Recent Updates on Short-Term Rental Laws on Vancouver Island

Recently, the Province of British Columbia has implemented new short-term rental regulations to address the housing shortage that took effect on May 1, 2024. 

Since the law has gone into effect, here’s what you need to know:

Key Points:

  • Principal-Residence Requirement: Short-term rentals must be in the operator’s principal residence, a secondary suite, or a laneway home.
  • Exemptions: Certain properties can be exempt from these requirements.

Exemption Criteria:

There are two main exemption categories that most properties will fall under:

Existing Strata Hotels and Motels:

  • Must provide hotel/motel-like accommodation.
  • Must have:
    • Staffed front desk on site.
    • Housekeeping services for overnight accommodations.
    • A dedicated web platform for short-term rentals.

New Strata Hotels and Motels:

  • Must meet all the above service requirements and legal-use restrictions.


At least one strata lot must be unusable as a principal residence due to:

  • Zoning restrictions.
  • A rental management agreement.
  • A restrictive covenant or covenant under section 219 of the Land Title Act.

However, there are some new exemptions that have been outlined by the government:

Accessory dwelling unit 

  • A self-contained living unit with its own kitchen, sleeping area, and washroom facilities, and which is located on the same property as a dwelling unit.
  • Can be a garden suite, laneway home, carriage house or garage suite. 

Fractional ownership 

  • Fractional ownership refers to a situation where a host owns a part or fraction of a property with the right to use it for an equal fraction of the year. 
  • The owner is restricted from using the property as their principal residence because of rules outlined in the fractional ownership agreement.  

​Home exchange or house swapping

  • A home exchange is an arrangement where a person offers a right to use the person’s property for accommodation in B.C. in exchange for the right to use another person’s property.

Outdoor Recreational Activity 

  • Outdoor recreational activities, as defined in section 8 (2) of the Prescribed Classes of Property Regulation, are certain activities that are typically connected to lodges. 
  • These activities are either organized by or through the operator of the overnight commercial accommodation, or are carried out with a guide: 

Community-Specific Updates:

  • Parksville:
    • Approximately 400 properties along Resort Drive are exempt.
    • Exemption based on municipal tourism zoning and covenants in place.
    • Exemption ensures continued operation of tourism accommodations, preventing economic impact.
  • Predator Ridge in Vernon:
    • Also received an exemption due to zoning for short-term rentals.

Impact on Property Owners and Renters:

  • Property Owners: Ensure your property meets exemption criteria or adjust to the new regulations.
  • Renters and Visitors: Expect more properties to shift from short-term rentals to long-term housing, but certain areas will still offer tourist accommodations.


Q: What happens if my property doesn’t meet exemption criteria?

Your property must comply with the provincial, regional and municipal requirements for short-term rentals. Please check this link for a full list of exemptions to see if your home or property qualifies! 

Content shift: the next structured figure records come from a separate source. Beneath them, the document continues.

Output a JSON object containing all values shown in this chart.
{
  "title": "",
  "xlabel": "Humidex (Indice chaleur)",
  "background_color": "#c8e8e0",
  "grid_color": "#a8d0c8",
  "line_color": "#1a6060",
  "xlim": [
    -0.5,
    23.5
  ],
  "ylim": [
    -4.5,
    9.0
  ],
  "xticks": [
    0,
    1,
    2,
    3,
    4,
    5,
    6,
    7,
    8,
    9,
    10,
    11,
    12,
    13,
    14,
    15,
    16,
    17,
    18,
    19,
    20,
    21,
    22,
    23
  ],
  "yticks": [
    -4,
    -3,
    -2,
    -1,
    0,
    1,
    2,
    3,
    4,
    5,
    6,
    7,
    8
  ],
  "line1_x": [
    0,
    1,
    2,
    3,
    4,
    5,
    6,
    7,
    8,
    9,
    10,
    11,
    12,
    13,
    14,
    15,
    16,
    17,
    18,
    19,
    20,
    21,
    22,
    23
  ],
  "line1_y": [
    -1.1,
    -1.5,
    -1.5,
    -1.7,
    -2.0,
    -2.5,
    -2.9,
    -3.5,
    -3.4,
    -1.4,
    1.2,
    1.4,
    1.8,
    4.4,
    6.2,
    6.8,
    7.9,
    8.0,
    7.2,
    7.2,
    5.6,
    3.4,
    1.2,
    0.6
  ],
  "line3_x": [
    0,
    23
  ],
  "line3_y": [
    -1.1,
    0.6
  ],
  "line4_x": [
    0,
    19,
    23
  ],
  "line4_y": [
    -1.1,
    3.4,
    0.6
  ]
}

Q: Can new properties qualify for exemptions?

Yes! But they must meet all service and legal-use requirements as outlined. For a full list of exemptions to see if your property or home qualifies, click here

Q: How will these changes impact tourism?

Key tourist areas like Parksville and Predator Ridge have received exemptions to maintain tourism accommodation availability. However there are many areas that will be heavily impacted by this legislation and will undoubtedly have an adverse affect on tourism. How severe the impact will be and how communities will cope with the changes are yet to be seen. 

Q: What if I booked a vacation rental before May 1st? Will my booking be honoured?

If you have booked a short term rental before May 1st it is up to the host and platform that you booked with to ensure that your booking follows the new guidelines. Guests will not face fines for staying in a short term rental that does not comply with the rules because the responsibility lies with the host and platform. While many operators are already operating in compliance with the new laws, you might want to do due diligence and ask what the legal status of the property is to ensure you don’t run into any issues.

Q: How do I know which communities are exempt from Short-Term Rental regulations in B.C.?

A full list of communities where the new requirements do apply is available on the provincial principal residence requirement page.

For further details, property owners and guests are encouraged to review the full criteria and ensure the property you’re staying at is in compliance with BC’s new Provincial and Local Regulations.